Ever listened to a friend or spouse sharing a problem then find yourself prating back at them with your brilliant solution – only to find that they didn’t want your clever answer – just a sympathetic ear? That’s the visionary leader on steroids.
Because their leadership identity is tied up in being creative and thinking strategically, visionary leaders find it well nigh impossible to talk about something without providing at least one – often multiple – ‘brilliant’ solutions. Encouraging others to think through issues for themselves, or simply being there as a supportive colleague is not their strong suit. As a result, visionaries often find themselves being bypassed by others who aren’t looking for a clever idea or an innovative solution – but who just want encouragement and fellowship.
Thankfully, the answer to these four pitfalls is straightforward. In my experience, simple awareness is the key. If you recognize in yourself any of these traits, grab a notepad or journal and for one week monitor your interactions with others. After each meaningful conversation, simply jot down the name of the person and the topic, and tick off which trap you fell into. You’ll soon find yourself recognizing these traits in advance and correcting accordingly.
Apologies for the Yoda-like speech pattern, but a brilliant Processor doth not a Visionary make.
Some Processors are truly geniuses in how they use their P skills, but the sheer brilliance they exude in doing so is not the same as being a Visionary – even though, at first glance or from a distance they might look the same.
Some companies – especially in the tech arena – are suffering from this category error. It took Jerry Yang almost 15 years to work this out (even though Yahoo [YHOO] shareholders got there long before he did). Everybody realized it in the case of Bill Gates at Microsoft [MSFT] (including I think, Bill Gates himself). I believe time will show it to be true of Larry Page at Google [GOOG].
Tech isn’t alone in making this mistake, mind you. Vikram Pandit is a P struggling mightily at Citibank [C] at a time when it desperately needs a V. Leo Apotheker fooled no-one in his short, ignominious stay at HP [HWP].

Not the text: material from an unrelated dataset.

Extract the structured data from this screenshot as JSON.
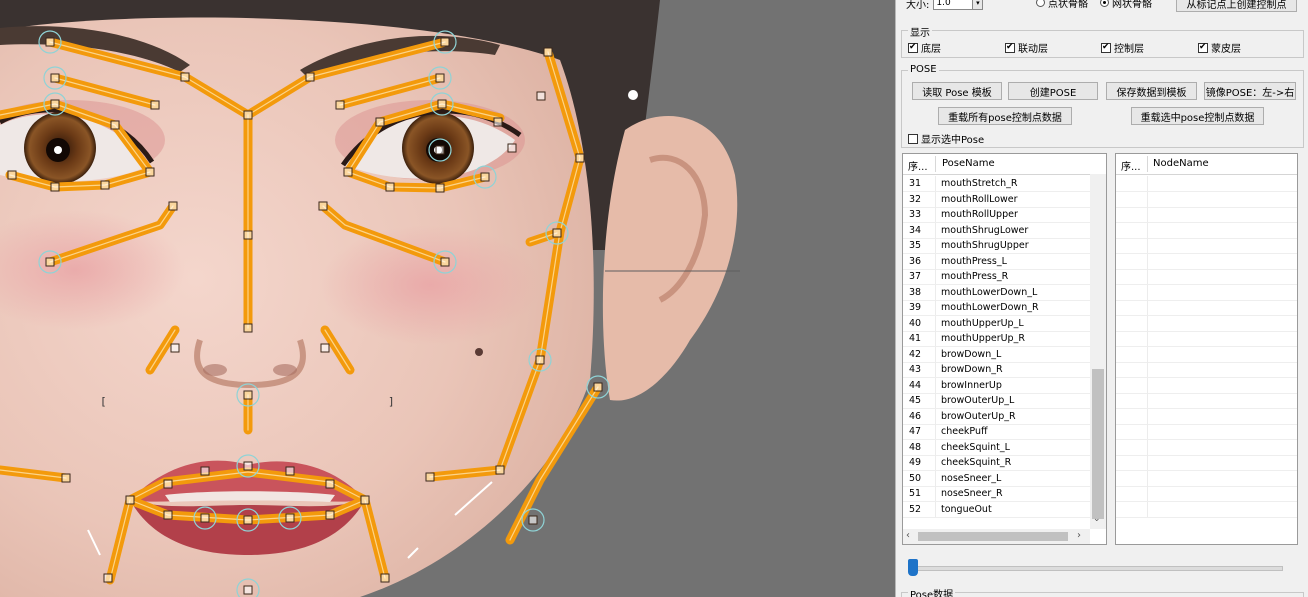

That’s not to say there aren’t times when a Processor isn’t the right person to lead a company – BP [BP] needed one a decade ago, and if it had one, it might have avoided the recent spill disaster. JetBlue [JBLU] needed one coming out of the David Neieleman Whitewater experience, and Netflix [NFLX] could do with one now. Almost all of Japanese industry benefitted from Processor leadership in the 80’s.
Just don’t make the mistake of thinking you’ve got a Visionary leader when you’ve actually got a pyrotechnically brilliant Processor – it’s a very expensive mistake to make.